Four hours later I woke to the news that Dave Hodgson, former Marketing Birmingham director and something of a twitter legend for his unfailing positivity, had lost his battle with cancer. For the past few months I’ve been inspired and horrified by Dave’s candour and overwhelming belief and determination as he’s recounted his suffering, his ups and downs, the terrible muscle wastage and effects of his treatment, and at times his utter despair. Like many, I was so impressed by his constant battling and unswerving determination to survive that I was genuinely shocked to find he’d gone. My thoughts are with his wife and daughter.
Last night, I attended the wedding of a former colleage and mentor, Linda Jones. Years ago, I had a rough 12 months (don’t we all?) and Linda was there throughout for me; she probably knows more about me than many of my friends because there’s so much of it that I’ve drawn a line under and moved on from. The whole time I worked with Linda, her devotion and adoration to her fiance Neil was unwavering, but despite a ridiculously long engagement, there was always some excuse not to get married – she was starting a business, she didn’t need a piece of paper, they already had two gorgeous twin girls and a happy family – why seal it further?
A few weeks ago I got the devastating news from Linda that Neil had been taken terribly ill.
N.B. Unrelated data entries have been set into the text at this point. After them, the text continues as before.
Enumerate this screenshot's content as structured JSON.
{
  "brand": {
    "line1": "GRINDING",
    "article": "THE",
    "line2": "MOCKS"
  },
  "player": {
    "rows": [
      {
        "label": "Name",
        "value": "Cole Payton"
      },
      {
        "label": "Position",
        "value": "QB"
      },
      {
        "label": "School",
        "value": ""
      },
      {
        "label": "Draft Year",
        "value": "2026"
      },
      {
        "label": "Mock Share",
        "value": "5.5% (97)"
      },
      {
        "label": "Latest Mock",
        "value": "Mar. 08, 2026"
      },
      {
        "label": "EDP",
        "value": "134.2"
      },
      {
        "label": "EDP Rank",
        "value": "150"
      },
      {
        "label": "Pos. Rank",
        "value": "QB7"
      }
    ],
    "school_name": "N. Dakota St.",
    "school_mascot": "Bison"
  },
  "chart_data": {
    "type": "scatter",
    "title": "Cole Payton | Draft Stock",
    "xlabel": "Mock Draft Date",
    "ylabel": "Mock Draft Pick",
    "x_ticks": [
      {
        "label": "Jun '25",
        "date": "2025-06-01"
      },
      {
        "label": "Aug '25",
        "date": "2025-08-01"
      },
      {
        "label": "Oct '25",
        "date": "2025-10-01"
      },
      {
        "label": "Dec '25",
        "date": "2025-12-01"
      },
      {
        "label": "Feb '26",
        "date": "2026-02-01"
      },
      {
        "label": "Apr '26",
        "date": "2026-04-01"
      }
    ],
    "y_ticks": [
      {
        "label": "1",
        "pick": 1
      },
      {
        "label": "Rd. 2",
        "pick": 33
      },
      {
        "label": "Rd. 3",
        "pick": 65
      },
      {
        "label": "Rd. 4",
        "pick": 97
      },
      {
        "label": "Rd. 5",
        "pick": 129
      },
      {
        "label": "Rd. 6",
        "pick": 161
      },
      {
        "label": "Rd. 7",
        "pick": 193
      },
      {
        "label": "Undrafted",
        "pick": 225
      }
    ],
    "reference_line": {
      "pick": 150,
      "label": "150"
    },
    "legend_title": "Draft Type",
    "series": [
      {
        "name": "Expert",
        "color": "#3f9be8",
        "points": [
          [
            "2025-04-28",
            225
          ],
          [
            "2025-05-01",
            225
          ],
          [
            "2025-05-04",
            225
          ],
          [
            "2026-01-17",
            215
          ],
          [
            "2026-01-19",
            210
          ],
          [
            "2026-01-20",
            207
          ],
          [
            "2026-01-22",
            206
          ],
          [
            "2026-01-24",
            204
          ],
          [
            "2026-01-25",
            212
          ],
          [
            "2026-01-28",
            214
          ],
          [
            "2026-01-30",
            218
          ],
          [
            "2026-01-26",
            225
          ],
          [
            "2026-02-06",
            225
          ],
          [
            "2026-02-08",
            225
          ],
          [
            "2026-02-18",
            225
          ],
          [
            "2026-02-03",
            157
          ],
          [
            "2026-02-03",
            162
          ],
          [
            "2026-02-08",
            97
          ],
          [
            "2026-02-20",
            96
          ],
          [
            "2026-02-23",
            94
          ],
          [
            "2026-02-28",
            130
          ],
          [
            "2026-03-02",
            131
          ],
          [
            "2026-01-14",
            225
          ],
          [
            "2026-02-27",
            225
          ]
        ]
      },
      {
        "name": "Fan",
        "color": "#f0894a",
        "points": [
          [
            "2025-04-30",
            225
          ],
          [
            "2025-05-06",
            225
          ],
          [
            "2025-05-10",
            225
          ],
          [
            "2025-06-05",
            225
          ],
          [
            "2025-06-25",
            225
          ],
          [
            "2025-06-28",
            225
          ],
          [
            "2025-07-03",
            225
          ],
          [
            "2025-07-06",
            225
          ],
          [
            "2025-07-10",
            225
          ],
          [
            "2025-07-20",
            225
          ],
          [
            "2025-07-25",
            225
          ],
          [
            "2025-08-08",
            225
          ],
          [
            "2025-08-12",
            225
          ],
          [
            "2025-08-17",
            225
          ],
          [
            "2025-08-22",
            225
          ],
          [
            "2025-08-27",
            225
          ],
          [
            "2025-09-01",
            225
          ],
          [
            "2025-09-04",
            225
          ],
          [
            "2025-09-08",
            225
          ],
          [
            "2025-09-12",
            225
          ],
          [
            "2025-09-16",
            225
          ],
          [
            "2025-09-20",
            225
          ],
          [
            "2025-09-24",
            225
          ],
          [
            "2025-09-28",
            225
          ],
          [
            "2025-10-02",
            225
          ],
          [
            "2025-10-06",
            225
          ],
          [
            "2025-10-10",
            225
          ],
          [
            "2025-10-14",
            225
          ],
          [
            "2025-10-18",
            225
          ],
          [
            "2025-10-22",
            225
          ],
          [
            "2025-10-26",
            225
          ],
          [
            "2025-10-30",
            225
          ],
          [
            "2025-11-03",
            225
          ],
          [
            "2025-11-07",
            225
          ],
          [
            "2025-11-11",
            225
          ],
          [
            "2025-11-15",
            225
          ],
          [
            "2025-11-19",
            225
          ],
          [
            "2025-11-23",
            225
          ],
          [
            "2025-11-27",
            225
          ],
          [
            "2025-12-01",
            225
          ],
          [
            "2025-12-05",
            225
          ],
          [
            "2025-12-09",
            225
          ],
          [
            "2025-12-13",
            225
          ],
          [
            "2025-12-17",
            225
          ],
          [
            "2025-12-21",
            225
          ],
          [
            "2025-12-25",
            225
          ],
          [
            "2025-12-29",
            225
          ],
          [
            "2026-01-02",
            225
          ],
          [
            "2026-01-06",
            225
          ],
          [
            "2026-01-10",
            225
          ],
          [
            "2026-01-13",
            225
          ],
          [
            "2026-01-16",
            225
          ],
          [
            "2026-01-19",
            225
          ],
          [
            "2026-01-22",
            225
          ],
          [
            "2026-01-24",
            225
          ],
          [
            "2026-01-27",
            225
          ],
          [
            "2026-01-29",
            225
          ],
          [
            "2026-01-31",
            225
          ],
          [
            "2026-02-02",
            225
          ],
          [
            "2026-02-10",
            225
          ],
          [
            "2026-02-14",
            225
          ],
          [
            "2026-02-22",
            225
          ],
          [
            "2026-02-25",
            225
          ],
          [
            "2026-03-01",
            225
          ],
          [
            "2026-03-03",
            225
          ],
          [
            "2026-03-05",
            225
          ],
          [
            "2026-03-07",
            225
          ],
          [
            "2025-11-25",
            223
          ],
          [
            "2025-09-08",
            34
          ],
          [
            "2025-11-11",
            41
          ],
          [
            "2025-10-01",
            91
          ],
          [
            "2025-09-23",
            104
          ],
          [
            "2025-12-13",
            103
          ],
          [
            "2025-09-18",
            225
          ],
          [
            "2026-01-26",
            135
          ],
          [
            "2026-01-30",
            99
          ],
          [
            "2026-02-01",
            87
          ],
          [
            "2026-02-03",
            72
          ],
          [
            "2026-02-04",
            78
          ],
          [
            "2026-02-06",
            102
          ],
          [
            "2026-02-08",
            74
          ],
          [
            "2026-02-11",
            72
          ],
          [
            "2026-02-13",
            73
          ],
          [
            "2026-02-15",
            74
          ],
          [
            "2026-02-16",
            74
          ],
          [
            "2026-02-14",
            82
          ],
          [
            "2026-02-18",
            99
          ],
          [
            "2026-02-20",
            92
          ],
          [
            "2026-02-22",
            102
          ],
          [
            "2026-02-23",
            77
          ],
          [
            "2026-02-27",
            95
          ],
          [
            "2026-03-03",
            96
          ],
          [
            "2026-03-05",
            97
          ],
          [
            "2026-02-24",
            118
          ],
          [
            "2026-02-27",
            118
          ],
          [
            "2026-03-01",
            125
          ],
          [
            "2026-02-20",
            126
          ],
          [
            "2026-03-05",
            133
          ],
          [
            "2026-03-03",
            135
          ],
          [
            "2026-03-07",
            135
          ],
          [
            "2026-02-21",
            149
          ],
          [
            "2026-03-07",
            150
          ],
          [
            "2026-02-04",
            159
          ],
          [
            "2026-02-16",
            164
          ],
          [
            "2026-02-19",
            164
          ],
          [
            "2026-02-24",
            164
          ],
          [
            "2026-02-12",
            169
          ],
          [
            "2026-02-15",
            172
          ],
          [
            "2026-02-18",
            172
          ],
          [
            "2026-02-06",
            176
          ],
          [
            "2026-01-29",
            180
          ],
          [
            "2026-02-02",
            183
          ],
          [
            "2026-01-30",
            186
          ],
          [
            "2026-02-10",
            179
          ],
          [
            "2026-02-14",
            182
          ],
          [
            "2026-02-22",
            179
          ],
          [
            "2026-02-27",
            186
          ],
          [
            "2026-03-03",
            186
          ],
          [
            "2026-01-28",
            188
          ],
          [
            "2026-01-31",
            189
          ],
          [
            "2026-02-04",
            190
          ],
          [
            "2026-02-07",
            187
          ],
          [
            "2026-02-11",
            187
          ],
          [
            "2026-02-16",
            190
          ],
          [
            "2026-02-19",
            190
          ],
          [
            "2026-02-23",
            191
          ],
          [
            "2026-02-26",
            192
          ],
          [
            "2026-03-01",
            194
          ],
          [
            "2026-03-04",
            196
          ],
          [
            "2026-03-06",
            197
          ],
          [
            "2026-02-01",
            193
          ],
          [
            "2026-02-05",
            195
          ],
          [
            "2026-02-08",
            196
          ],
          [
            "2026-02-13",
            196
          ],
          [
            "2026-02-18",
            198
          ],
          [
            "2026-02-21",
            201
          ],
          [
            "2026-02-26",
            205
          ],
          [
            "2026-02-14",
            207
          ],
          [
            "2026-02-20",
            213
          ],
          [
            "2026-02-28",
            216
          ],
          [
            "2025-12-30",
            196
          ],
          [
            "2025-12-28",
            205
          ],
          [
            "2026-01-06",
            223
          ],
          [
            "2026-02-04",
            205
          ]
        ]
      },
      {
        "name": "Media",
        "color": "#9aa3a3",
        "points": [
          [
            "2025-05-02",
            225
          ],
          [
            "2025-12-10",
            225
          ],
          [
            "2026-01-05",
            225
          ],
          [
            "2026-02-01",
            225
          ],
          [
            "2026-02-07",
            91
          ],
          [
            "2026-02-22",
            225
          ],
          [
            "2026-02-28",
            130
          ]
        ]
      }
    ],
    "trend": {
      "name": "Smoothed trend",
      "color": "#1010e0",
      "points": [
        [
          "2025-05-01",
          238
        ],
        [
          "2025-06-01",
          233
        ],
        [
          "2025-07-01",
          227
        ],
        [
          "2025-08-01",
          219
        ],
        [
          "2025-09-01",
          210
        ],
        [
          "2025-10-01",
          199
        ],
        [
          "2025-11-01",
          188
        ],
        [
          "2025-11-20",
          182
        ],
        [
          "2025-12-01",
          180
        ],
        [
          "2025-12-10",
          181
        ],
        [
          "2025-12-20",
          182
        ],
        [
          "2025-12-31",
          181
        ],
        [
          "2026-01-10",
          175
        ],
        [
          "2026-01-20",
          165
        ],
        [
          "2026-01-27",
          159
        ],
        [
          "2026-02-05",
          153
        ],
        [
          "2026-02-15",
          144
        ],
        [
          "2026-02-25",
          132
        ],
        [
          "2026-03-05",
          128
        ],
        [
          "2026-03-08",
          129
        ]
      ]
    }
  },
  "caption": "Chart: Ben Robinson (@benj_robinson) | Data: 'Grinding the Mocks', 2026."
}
As we all do when our world is turned upside down, Linda’s priorities changed and it became vital that she make those vows and tell the people closest to her, however well they already knew it, just how much she loved him. When I received my invitation to the wedding three weeks ago I was astonished – I’d been told they’d be tying the knot in hospital. But Neil’s determination and focus meant that he wasn’t going to settle for that. He has amazed doctors with his courage and fire, and despite walking with a frame a few days ago, not only did he walk up the aisle yesterday and stand to say his vows, but he walked into the reception, greeted his guests and danced his first dance. I always cry at weddings, but last night was truly touching and I’ve had a lump in my throat and prickly eyes ever since. I wish them both a long, healthy and happy marriage.
So, it’s been a melancholy beginning to the year, but it’s made me realise that those resolutions about losing half a stone that I make every year are actually neither here nor there – what counts is that we make the most of the time we have, spend time with the people we care about, and do more things to make us better, happier people. Life is much too short to spend it on a diet, watching mind-numbing TV, saving for a rainy day that may never come, or working round the clock and cancelling every arrangement we’ve made to get that project finished – sure, we have to strive to be a success and do the best we can, but not at any cost.
So that’s what I plan to do this year – work to live, not live to work, and spend more time with those people I care about most. I spend more time tweeting people I’ve never met than I do enjoying the company of those friends I’ve built up relationships with, so in 2012, I intend to spend less time in the virtual world and more enjoying the real one.